The Dufferin Tiara belongs to the Anglo-Irish Marquess Dufferin & Ava. The Tiara was commissioned in the 1860s for the wife of the first Marquess, and has subsequently been worn by Marchionesses of Dufferin at grand events. The Tiara is composed of large diamond shamrocks over a diamond base with pear-shaped pearls over diamond floral clusters.
Harriet, Marchioness of Dufferin & Ava, was the wife of the 1st Marquess, who was Viceroy of India and Governor General of Canada in the 1870s. She is best known for her charity work for women in British India, and gives her name to the famous Lady Dufferin Hospital in Karachi.
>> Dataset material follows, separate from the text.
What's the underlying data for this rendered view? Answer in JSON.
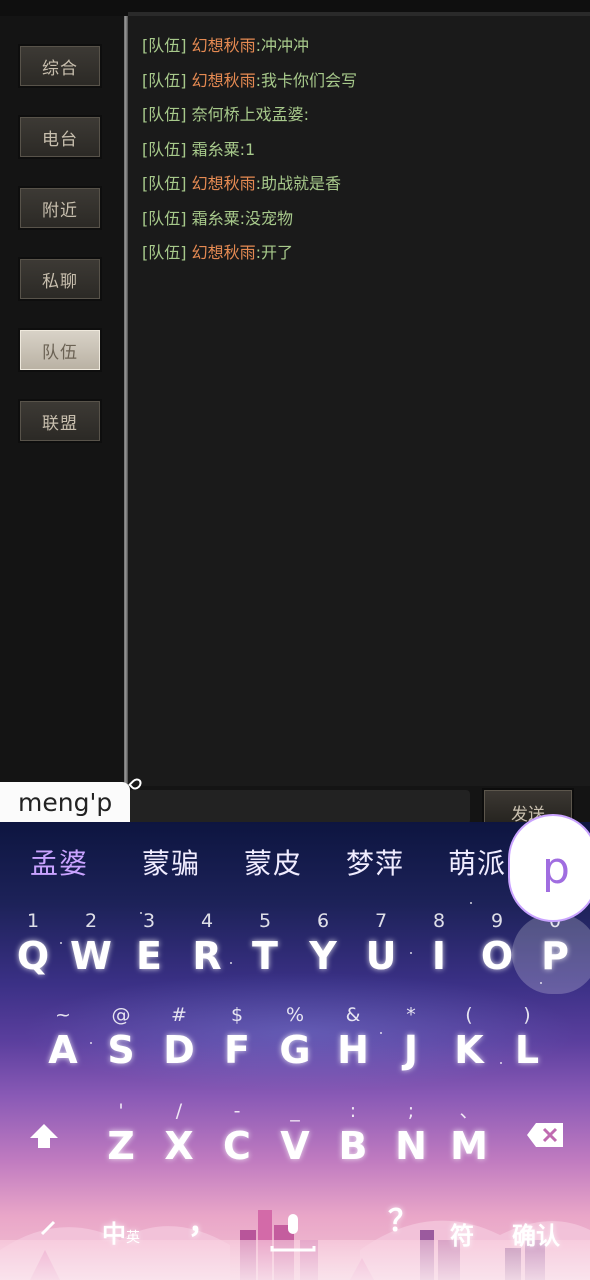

She wore the tiara at many occasions during the course of her colonial life, at grand receptions, balls, and for official portraits.
The next Lady Dufferin to wear the Tiara was Maureen Guinness, the 4th Marchioness. She was a fascinating figure, she came from the famous Irish family, got widowed during WWII, and threw famous parties until her death in 1996. One of her daughters was the famous Lady Caroline Blackwood, the first wife of artist Lucien Freud. Maureen wore the tiara throughout her life: at the Coronation of 1937, State Openings of Parliament, and at her infamous parties.
Maureen loaned the Tiara to her daughter-in-law, Lindy, for the latter’s wedding in 1960. Lindy, hailing from the famous Rutland family, married Sheridan, the 5th Marquess, who was homosexual. They couple had no children, threw popular parties at their homes in London and Northern Ireland, and on his death, in 1988, the title became extinct . Lindy inherited the Family Seat, Clandeboye in Northern Ireland, and became an artist, conservationist and businesswoman.
Today, the Dufferin Tiara is loaned to the Victoria and Albert Museum in London by Lindy, Marchioness of Dufferin. It is unclear who will inherit the piece on her death, as there are no direct heirs of the 5th Marquess, or of Lindy herself.